Ao final, as garotas se agrupavam, encerrando a coreografia com movimentos inspirados na “Deusa das Mil Mãos”, rindo e correndo para frente da câmera, fazendo gracinhas, esbanjando carisma e, depois, dispersando-se, desaparecendo da tela, restando apenas o monumento do Conservatório de Música de Pequim.
Ao som dos acordes finais, o rosto de Gong Yu surgia mais uma vez, acenando e piscando de maneira fofa antes de desligar a câmera.
Imagens de tirar o fôlego, puro estilo acadêmico, garotas lindas até o limite, música envolvente e uma coreografia simples e absurdamente estilosa — aquilo era realmente explosivo.
Precisa comparar? Os internautas votavam sem hesitar: a Academia de Artes Cênicas de Pequim não estava sequer no mesmo nível. Bastava olhar o vídeo do Conservatório de Música para entender o que era, de fato, ter classe.
“Quem é aquela do lado esquerdo? Linda demais! E a de cabelo curto, que fofa!”
“Que dança é essa? Fiquei morrendo de vontade de aprender!”
“Não é grande coisa... Só assisti mais de dez mil vezes.”
“Estou apaixonado pela de cabelo curto! Por favor, alguém me passe o contato dela, imploro de joelhos!”
Bem, esse rapaz tinha coragem de sobra! O retorno do público era avassalador, e Su Luo lia os comentários satisfeita. Todo o esforço valera a pena. Afinal, aquela era a dança mágica de sua vida passada, que já havia conquistado o mundo sem precisar de divulgação.
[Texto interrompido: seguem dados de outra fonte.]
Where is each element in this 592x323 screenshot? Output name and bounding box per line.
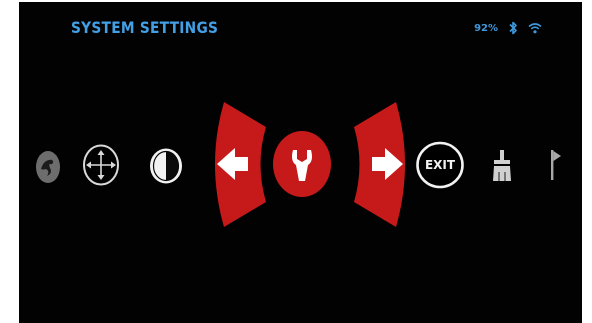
compass-icon[interactable]: [82, 144, 120, 186]
wrench-icon[interactable]: [270, 128, 334, 200]
bluetooth-icon: [508, 21, 518, 35]
exit-label: EXIT: [424, 158, 456, 172]
battery-level: 92%: [474, 22, 498, 34]
selected-settings-cluster: [210, 102, 410, 227]
wifi-icon: [528, 22, 542, 34]
clear-brush-icon[interactable]: [491, 150, 513, 182]
exit-icon[interactable]: EXIT: [415, 141, 465, 189]
page-title: SYSTEM SETTINGS: [71, 18, 219, 37]
left-arrow-icon[interactable]: [210, 102, 272, 227]
status-bar: 92%: [474, 20, 542, 36]
device-screen: SYSTEM SETTINGS 92% EXIT: [19, 2, 582, 323]
reticle-icon[interactable]: [35, 150, 61, 184]
right-arrow-icon[interactable]: [348, 102, 410, 227]
flag-icon[interactable]: [549, 150, 563, 180]
contrast-icon[interactable]: [148, 147, 184, 185]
Com uma promoção tão poderosa, seria um fracasso se não causasse furor.
Ao ver o número de curtidas subindo vertiginosamente, Su Luo sentiu-se confiante: era só uma questão de tempo até ultrapassarem a Academia de Artes Cênicas de Pequim. Não importa quem saiu na frente; quem se destaca no final é quem vence.
Havia muitos pontos de destaque: a maquiagem fofa das lágrimas, as roupas — seriam essas o uniforme oficial? As minissaias e os blazers estavam deslumbrantes. Como eram os passos da dança? Qual o nome da música? E, principalmente, por que o Conservatório tinha garotas tão bonitas que sequer eram conhecidas? A mais bela musa do campus teria que ceder seu posto.
A avalanche de compartilhamentos, comentários e debates era impressionante, só elogios! A dança mágica rapidamente virou febre nacional, sendo reproduzida por todos: cantores e cantoras famosos, ex-alunos do Conservatório, se apressaram em apoiar sua alma mater. Logo, mais e mais pessoas aderiram — meninas apaixonadas por dança, versões feitas por policiais, operários, soldados e até idosos que dançavam em praças. O ritmo contagiante e a coreografia estilosa conquistaram homens e mulheres de todas as idades. Era um verdadeiro fenômeno nacional.
A dança “Seve” virou uma febre, dominando todos os sites de vídeos, levando o vídeo promocional do Conservatório de Música de Pequim ao topo, tornando-se um sucesso absoluto e roubando a cena no país inteiro.